In our Wellesley microcosm of the world, we have observed and participated in a collective bouncing between chaos and community, and a personal balancing act of simultaneously finding ourselves and losing ourselves, of coming to know and respect ourselves and others. It is with the knowledge and understanding gained from our personal and collective conflicts and accomplishments that we inch nearer to the moment of moving further ahead.

Wellesley is a place of great privileges, and for many, enormous sacrifices. Without the support and sacrifices of our families, our guardians, our friends and even ourselves, none of us would have made it this far. We share a unique educational experience that comes hand in hand with great responsibility -- to work to destroy the causes that make such opportunities so incredibly rare for the majority of the world's women. To each determine for ourselves how to exercise our experience and responsibility. To become women who will not only make a difference in a world where, as Susan Kiguli writes:

"The gun is the spokesman
Prison is the courtroom
Detention is the password
Genocide is no crime"

but to become women who will make a different world.

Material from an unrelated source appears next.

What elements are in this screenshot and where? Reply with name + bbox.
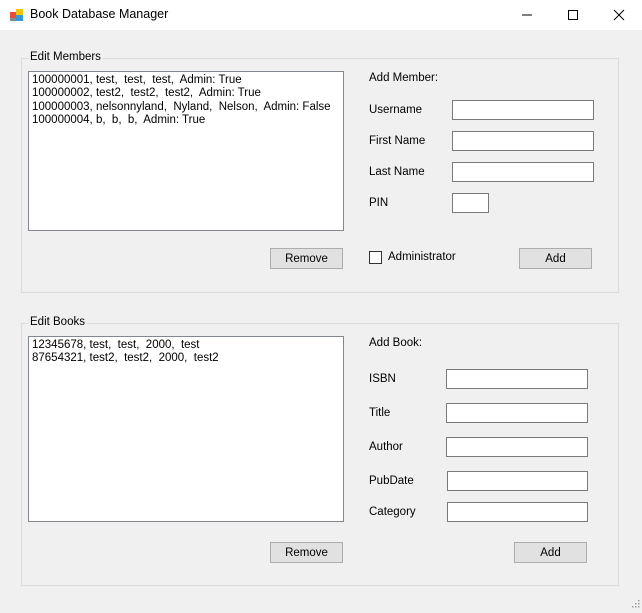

We have reached a turning point. This particular forever is almost behind us, the next one is right around the bend. Together we made it this far, and together (even if physically apart), we will progress to the next.

We have made a journey. Yes, somehow we have all made it to the big Wellesley tent -- a tent that would not be standing, in a campus that would not be so stunning, with receptions and events that could not occur without the depth of commitment and hard work of Wellesley's incredible staff. The class of '99 thanks you deeply.

And at this juncture, we sit back; breathe in the excitement of this soon-to-be-culminated experience; take a last look around at this group of us, this body of women about to leap into the world, intent on making an impact ... and prepare to move on. At once aching for change and fearing transition, ready to flee and craving some of the comforts we have come to know.

For our families, our friends, our struggles, our achievements, our laughter, our commitments, our mentors, our memories, our growth, our strength ... for 1999.

We have made a journey. It's time we break free.